At this very moment, somebody may be having sex with your grandmother... in her casket. These sick ****s need to be stopped. Learn your family values, you disgusting mother****ers! Go back to listening to your Village People and Donna Summer, and leave the dead stiffsters alone.
You Sicken Me
For the past twenty-two years, I've had to deal with you necrophiliacs ****ing World War II veterans while they suffer feeding the worms. Maybe it even gets to the point where they pull 'break n' enters' on people's homes just to stick their swollen MEMBERS into your great-grandmother's urn. Pardon my slight French, but these grotesque corpse-fornication partakers MUST BE STOPPED AT ALL ****ING COSTS.
You Disgust Me
Go ahead...enjoy Aunt Valerie's dry, maggot-filled...umm...how could I say...vagina?

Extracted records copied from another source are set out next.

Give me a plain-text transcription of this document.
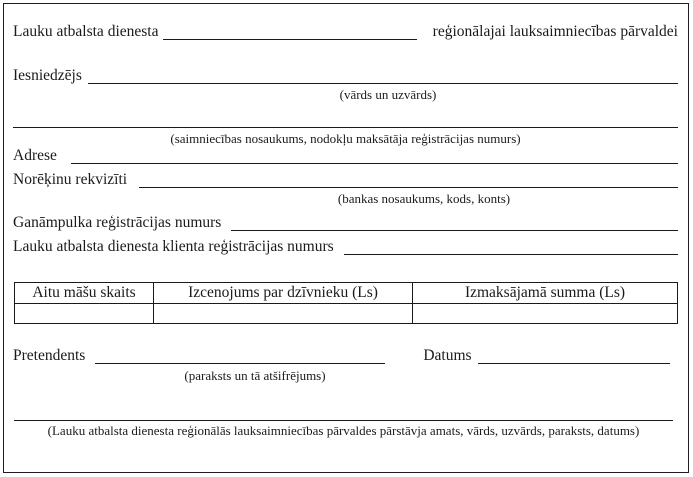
Lauku atbalsta dienesta	reģionālajai lauksaimniecības pārvaldei
Iesniedzējs
(vārds un uzvārds)
(saimniecības nosaukums, nodokļu maksātāja reģistrācijas numurs)
Adrese
Norēķinu rekvizīti
(bankas nosaukums, kods, konts)
Ganāmpulka reģistrācijas numurs
Lauku atbalsta dienesta klienta reģistrācijas numurs
Aitu māšu skaits	Izcenojums par dzīvnieku (Ls)	Izmaksājamā summa (Ls)

Pretendents	Datums
(paraksts un tā atšifrējums)
(Lauku atbalsta dienesta reģionālās lauksaimniecības pārvaldes pārstāvja amats, vārds, uzvārds, paraksts, datums)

So some of you might be saying "This **** is ****ing sick", or "What the **** are you doing up this late kid? It's past your bedtime". But this an issue that must be addressed. It's either that... or going to sleep every night knowing that the really nice guy from the funeral is getting away with corpse-****ing a relatively-close family member. That *******.
You Make Me Want to Vomit
So the living just was not good enough for these *******s? They couldn't have sex with women at bars and nightclubs? Nope! They had to go to the town morgue to get some action. It's like some kind of sick porno for sick porno ****s--*ahem* Pardon me. I get a little edgy when I think about the actions being taken at this very moment by these ****ing 'necros'. They're just at it again!
How to Stop a Necrophiliac
* Bring the body back to life.
* Stop listening to the Village People.
* Read Traditional Values.
* QUIT BEING A SICK PIECE OF CARCASS-****ING ****.
If You Read This??
You're probably ****ing a corpse. Congratulations... you sick ****.
This is Tommi Morrison, and I'm signing off of this sick, ****ing circus.